Relapsing-Remitting MS

Relapsing-remitting MS, the most common form of MS onset, affects 85% of patients. This type of MS involves flare-ups of symptoms followed by remission periods.

Secondary Progressive MS

A significant portion of relapsing-remitting MS cases eventually progress to secondary progressive MS. In this type, nerve damage accumulates, and symptoms gradually worsen. Patients may still experience some relapses or flare-ups, but the likelihood of remission periods decreases.

Primary Progressive MS

In some patients, symptoms gradually start and worsen over time without any distinct relapses or remission periods. This condition is called primary progressive MS.

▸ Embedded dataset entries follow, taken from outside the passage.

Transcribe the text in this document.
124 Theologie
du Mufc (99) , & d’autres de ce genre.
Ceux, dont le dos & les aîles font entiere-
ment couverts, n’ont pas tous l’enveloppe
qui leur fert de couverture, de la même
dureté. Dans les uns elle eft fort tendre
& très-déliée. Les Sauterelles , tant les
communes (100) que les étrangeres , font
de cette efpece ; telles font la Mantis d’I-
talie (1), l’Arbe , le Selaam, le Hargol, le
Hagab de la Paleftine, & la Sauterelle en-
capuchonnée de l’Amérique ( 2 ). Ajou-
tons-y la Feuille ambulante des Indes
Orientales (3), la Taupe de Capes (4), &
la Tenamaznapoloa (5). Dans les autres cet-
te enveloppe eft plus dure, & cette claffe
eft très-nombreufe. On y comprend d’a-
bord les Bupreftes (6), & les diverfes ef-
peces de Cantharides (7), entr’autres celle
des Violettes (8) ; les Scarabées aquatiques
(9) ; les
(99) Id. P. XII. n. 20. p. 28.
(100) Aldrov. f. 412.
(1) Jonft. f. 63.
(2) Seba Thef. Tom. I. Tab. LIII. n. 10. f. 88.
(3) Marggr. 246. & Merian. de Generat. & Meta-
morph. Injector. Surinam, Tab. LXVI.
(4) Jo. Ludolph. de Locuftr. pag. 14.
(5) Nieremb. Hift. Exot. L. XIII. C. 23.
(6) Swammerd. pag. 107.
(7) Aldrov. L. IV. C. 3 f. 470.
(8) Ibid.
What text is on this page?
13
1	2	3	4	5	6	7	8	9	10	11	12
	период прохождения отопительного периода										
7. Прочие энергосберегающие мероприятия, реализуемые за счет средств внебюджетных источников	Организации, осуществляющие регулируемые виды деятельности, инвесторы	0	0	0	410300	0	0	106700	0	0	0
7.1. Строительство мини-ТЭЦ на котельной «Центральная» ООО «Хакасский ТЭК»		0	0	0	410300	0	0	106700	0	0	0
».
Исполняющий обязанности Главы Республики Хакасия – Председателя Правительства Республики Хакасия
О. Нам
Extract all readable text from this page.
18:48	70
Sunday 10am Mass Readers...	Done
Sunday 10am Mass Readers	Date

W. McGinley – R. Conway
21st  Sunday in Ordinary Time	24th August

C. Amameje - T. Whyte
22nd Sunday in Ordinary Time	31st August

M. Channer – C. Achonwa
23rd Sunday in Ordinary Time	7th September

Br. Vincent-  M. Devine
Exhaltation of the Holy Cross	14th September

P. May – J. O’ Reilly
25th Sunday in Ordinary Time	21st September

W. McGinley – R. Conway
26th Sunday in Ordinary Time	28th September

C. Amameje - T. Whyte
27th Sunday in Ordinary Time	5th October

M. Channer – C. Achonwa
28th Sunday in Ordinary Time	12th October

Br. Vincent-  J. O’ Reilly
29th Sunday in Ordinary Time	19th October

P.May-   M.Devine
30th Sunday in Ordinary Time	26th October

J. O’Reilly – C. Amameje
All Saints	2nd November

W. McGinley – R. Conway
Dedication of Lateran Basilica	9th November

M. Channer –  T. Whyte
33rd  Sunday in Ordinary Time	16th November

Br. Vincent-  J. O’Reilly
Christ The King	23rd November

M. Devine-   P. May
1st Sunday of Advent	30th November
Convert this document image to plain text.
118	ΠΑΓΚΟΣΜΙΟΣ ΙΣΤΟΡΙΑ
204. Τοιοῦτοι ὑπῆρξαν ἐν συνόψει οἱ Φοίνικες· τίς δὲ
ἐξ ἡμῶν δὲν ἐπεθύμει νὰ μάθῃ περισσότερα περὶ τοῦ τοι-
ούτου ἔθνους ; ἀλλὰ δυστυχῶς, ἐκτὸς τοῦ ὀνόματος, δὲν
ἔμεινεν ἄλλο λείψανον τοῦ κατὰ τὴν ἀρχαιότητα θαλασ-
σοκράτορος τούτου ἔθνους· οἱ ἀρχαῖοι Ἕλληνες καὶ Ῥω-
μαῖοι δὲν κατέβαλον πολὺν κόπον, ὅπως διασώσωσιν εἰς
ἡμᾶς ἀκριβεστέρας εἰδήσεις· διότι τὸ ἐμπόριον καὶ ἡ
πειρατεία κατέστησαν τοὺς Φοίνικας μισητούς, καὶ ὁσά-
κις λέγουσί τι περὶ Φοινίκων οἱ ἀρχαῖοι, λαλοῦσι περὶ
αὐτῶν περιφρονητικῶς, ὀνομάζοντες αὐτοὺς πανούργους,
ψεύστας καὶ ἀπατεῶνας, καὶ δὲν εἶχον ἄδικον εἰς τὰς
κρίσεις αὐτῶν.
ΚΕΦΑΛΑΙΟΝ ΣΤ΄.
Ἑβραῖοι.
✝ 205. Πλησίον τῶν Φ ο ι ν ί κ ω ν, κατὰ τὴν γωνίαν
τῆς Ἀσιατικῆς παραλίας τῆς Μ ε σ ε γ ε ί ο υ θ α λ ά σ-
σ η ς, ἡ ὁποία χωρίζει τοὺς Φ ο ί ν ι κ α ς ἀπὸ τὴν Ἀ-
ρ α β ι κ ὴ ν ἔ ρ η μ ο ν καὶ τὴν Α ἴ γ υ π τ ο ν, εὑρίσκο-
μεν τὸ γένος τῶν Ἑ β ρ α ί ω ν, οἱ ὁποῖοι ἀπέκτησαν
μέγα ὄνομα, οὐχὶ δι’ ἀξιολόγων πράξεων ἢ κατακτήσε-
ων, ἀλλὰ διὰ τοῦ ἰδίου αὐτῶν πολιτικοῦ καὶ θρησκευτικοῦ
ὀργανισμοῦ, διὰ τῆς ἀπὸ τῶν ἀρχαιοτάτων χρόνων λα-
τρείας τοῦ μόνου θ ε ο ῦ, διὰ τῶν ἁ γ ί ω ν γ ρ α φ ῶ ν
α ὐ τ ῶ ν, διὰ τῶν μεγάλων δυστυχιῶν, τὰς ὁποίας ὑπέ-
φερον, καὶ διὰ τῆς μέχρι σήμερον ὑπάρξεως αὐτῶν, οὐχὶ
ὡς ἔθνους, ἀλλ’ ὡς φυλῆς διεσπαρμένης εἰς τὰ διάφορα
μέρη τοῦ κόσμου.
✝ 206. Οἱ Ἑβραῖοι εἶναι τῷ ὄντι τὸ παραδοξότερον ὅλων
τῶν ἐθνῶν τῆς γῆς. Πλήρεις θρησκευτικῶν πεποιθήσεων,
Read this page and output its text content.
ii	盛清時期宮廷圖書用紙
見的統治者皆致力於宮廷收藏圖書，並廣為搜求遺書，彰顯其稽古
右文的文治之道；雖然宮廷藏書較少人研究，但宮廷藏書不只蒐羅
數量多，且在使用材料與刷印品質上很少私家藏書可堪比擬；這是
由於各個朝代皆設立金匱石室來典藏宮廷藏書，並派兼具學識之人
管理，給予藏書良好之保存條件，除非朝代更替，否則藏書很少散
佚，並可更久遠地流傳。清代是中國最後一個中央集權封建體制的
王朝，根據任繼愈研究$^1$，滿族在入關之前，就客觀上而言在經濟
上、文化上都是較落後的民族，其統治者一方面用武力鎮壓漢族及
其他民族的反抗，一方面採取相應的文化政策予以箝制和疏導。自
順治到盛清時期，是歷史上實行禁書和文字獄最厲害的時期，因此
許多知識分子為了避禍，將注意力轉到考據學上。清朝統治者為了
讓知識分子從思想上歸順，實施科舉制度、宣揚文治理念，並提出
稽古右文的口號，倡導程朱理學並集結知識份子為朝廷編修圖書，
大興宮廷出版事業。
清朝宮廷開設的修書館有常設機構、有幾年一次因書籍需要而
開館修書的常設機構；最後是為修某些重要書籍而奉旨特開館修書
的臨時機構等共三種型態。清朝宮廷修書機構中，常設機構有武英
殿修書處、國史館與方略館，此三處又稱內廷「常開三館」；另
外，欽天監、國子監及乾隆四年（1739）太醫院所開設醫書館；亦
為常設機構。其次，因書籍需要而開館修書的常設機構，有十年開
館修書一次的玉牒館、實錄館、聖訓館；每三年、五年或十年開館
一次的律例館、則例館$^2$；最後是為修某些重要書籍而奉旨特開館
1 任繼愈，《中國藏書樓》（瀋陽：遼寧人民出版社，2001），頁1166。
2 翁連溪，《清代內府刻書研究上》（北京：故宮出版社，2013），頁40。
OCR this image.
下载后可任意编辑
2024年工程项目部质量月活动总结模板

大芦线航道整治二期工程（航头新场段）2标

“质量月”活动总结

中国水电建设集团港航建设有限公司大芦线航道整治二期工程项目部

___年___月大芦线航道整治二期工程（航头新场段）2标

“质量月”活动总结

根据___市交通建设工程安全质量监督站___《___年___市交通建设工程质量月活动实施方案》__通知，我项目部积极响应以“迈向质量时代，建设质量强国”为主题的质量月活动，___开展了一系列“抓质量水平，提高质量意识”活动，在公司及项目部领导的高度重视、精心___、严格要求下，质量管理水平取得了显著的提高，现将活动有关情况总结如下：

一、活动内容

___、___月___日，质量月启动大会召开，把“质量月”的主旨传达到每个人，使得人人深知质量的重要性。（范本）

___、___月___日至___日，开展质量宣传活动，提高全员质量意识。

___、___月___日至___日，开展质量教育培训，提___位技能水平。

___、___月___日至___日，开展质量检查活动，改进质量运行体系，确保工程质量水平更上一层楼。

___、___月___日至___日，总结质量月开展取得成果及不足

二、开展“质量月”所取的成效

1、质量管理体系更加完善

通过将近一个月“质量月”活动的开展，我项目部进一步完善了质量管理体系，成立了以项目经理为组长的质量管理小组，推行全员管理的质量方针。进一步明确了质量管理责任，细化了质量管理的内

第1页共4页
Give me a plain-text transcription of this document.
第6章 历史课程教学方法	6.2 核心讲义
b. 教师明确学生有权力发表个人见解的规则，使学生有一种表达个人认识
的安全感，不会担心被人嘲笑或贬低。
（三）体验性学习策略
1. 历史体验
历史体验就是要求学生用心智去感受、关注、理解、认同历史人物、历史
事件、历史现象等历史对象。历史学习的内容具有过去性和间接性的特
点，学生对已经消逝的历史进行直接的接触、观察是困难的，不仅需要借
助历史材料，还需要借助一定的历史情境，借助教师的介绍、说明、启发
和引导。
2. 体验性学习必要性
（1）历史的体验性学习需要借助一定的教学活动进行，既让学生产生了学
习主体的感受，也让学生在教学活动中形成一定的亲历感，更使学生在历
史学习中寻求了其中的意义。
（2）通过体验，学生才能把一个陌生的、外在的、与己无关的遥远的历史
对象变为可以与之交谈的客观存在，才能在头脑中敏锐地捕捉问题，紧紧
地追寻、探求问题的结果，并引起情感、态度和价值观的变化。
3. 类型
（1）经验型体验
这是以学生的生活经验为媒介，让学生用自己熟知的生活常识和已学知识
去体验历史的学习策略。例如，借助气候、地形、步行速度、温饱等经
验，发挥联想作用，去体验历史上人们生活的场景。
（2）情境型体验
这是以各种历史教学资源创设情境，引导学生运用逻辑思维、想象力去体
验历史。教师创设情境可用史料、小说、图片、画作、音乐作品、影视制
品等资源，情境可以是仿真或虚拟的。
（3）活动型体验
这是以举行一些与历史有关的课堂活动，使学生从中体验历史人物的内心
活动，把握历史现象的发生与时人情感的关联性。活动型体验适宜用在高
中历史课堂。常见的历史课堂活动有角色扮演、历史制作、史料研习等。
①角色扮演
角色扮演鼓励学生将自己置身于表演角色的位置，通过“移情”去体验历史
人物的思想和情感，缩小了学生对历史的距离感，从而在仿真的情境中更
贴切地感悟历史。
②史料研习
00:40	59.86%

There are three rare variants of MS among these types:

Marburg Type MS

This variant is a very rare and rapidly progressing aggressive form. If left untreated, it can be fatal.

Tumefactive MS

In this variant of MS, demyelinations appear in the brain that can resemble tumors. In most cases, a brain tissue sample is needed to differentiate it from brain cancer and other problems.

Balo's Concentric Sclerosis

The most notable feature of this variant of MS is the presence of lesions with concentric rings of myelin damage on magnetic resonance imaging, which gives the condition its name.